1 clove garlic germ removed, minced
2 large eggplants
1 ½ c. shredded light mozzarella divided into ½ c. and 1 c.
½ c. shredded Parmesan
1 c. reduced fat ricotta 9 ounces/250 grams
9 ounces frozen spinach/250 grams, thawed and squeezed to remove as much liquid as possible
1 c. tomato passata or marinara
salt and pepper to taste
How to make Skinny Eggplant Rollatini
Step 1: Prepare the oven. Preheat it to 400 degrees F or 200 degrees C.
Step 2: After removing the ends of the eggplants, thinly slice them lengthwise. Grease the baking sheet using olive oil. On the baking sheet, place 12 slices of eggplant. You can bake in batches and use a single baking sheet or use two baking sheets.

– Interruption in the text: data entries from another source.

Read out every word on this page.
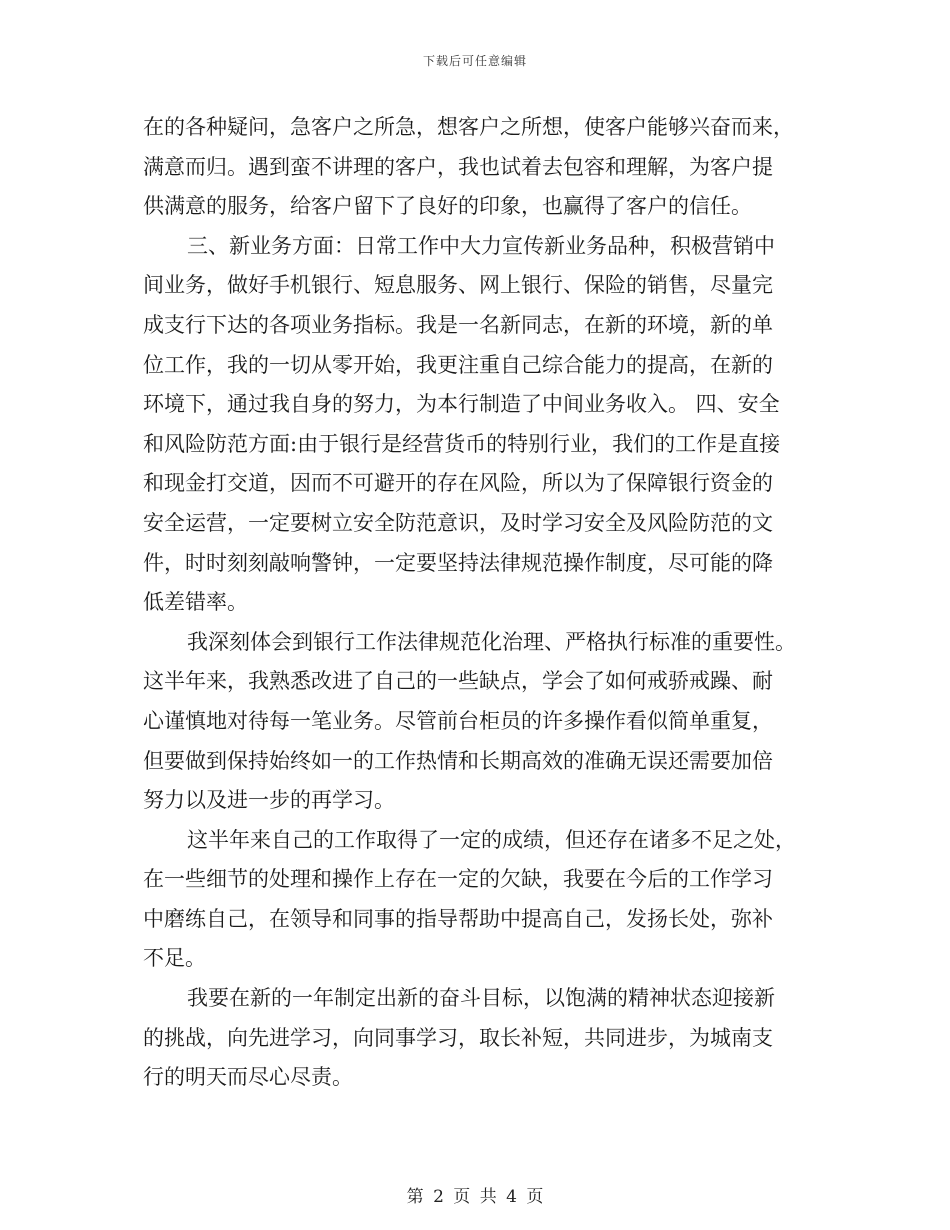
下载后可任意编辑

在的各种疑问，急客户之所急，想客户之所想，使客户能够兴奋而来，
满意而归。遇到蛮不讲理的客户，我也试着去包容和理解，为客户提
供满意的服务，给客户留下了良好的印象，也赢得了客户的信任。

三、新业务方面：日常工作中大力宣传新业务品种，积极营销中
间业务，做好手机银行、短息服务、网上银行、保险的销售，尽量完
成支行下达的各项业务指标。我是一名新同志，在新的环境，新的单
位工作，我的一切从零开始，我更注重自己综合能力的提高，在新的
环境下，通过我自身的努力，为本行制造了中间业务收入。 四、安全
和风险防范方面:由于银行是经营货币的特别行业，我们的工作是直接
和现金打交道，因而不可避开的存在风险，所以为了保障银行资金的
安全运营，一定要树立安全防范意识，及时学习安全及风险防范的文
件，时时刻刻敲响警钟，一定要坚持法律规范操作制度，尽可能的降
低差错率。

我深刻体会到银行工作法律规范化治理、严格执行标准的重要性。
这半年来，我熟悉改进了自己的一些缺点，学会了如何戒骄戒躁、耐
心谨慎地对待每一笔业务。尽管前台柜员的许多操作看似简单重复，
但要做到保持始终如一的工作热情和长期高效的准确无误还需要加倍
努力以及进一步的再学习。

这半年来自己的工作取得了一定的成绩，但还存在诸多不足之处，
在一些细节的处理和操作上存在一定的欠缺，我要在今后的工作学习
中磨练自己，在领导和同事的指导帮助中提高自己，发扬长处，弥补
不足。

我要在新的一年制定出新的奋斗目标，以饱满的精神状态迎接新
的挑战，向先进学习，向同事学习，取长补短，共同进步，为城南支
行的明天而尽心尽责。

第 2 页 共 4 页
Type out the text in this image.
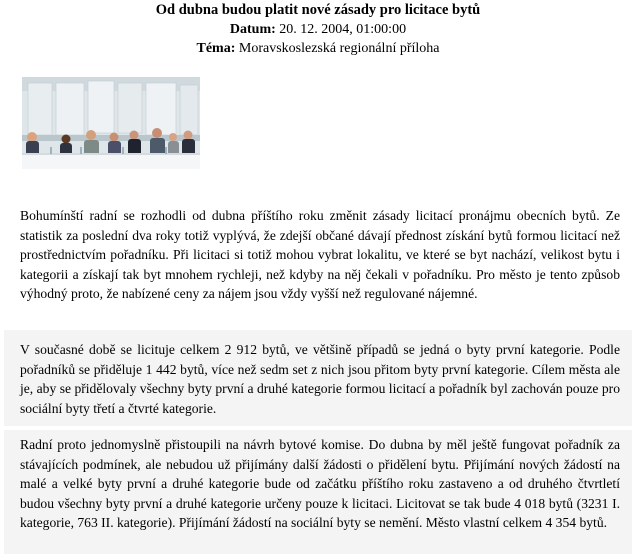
Od dubna budou platit nové zásady pro licitace bytů
Datum: 20. 12. 2004, 01:00:00
Téma: Moravskoslezská regionální příloha
Bohumínští radní se rozhodli od dubna příštího roku změnit zásady licitací pronájmu obecních bytů. Ze statistik za poslední dva roky totiž vyplývá, že zdejší občané dávají přednost získání bytů formou licitací než prostřednictvím pořadníku. Při licitaci si totiž mohou vybrat lokalitu, ve které se byt nachází, velikost bytu i kategorii a získají tak byt mnohem rychleji, než kdyby na něj čekali v pořadníku. Pro město je tento způsob výhodný proto, že nabízené ceny za nájem jsou vždy vyšší než regulované nájemné.
V současné době se licituje celkem 2 912 bytů, ve většině případů se jedná o byty první kategorie. Podle pořadníků se přiděluje 1 442 bytů, více než sedm set z nich jsou přitom byty první kategorie. Cílem města ale je, aby se přidělovaly všechny byty první a druhé kategorie formou licitací a pořadník byl zachován pouze pro sociální byty třetí a čtvrté kategorie.
Radní proto jednomyslně přistoupili na návrh bytové komise. Do dubna by měl ještě fungovat pořadník za stávajících podmínek, ale nebudou už přijímány další žádosti o přidělení bytu. Přijímání nových žádostí na malé a velké byty první a druhé kategorie bude od začátku příštího roku zastaveno a od druhého čtvrtletí budou všechny byty první a druhé kategorie určeny pouze k licitaci. Licitovat se tak bude 4 018 bytů (3231 I. kategorie, 763 II. kategorie). Přijímání žádostí na sociální byty se nemění. Město vlastní celkem 4 354 bytů.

Step 3: Place in the preheated oven and bake the eggplants for about 10 minutes. Once done, let them cool.
Step 4: In the meantime, place the ricotta, mozzarella (½ c.), Parmesan, spinach, egg, and garlic in a bowl to make the ricotta/spinach mixture. Mix well until combined and season to taste.
Step 5: On the bottom of a large baking dish, spread a half cup of tomato sauce.
Step 6: On an eggplant slice, spread about 2 tablespoons of the ricotta/spinach mixture. Roll the slice and place it in the prepared dish, seam side down. Repeat with the rest of the eggplant slices.
Step 7: On top, spread the rest of the tomato sauce and sprinkle with the rest of the cheese.
Step 8: Tent the dish with foil and adjust the oven temperature to 350 degrees F. Bake for about 45 minutes. Uncover and bake for additional 15 minutes or until the cheese is golden brown.
Step 9: Let the Rollatini cool before serving. Enjoy!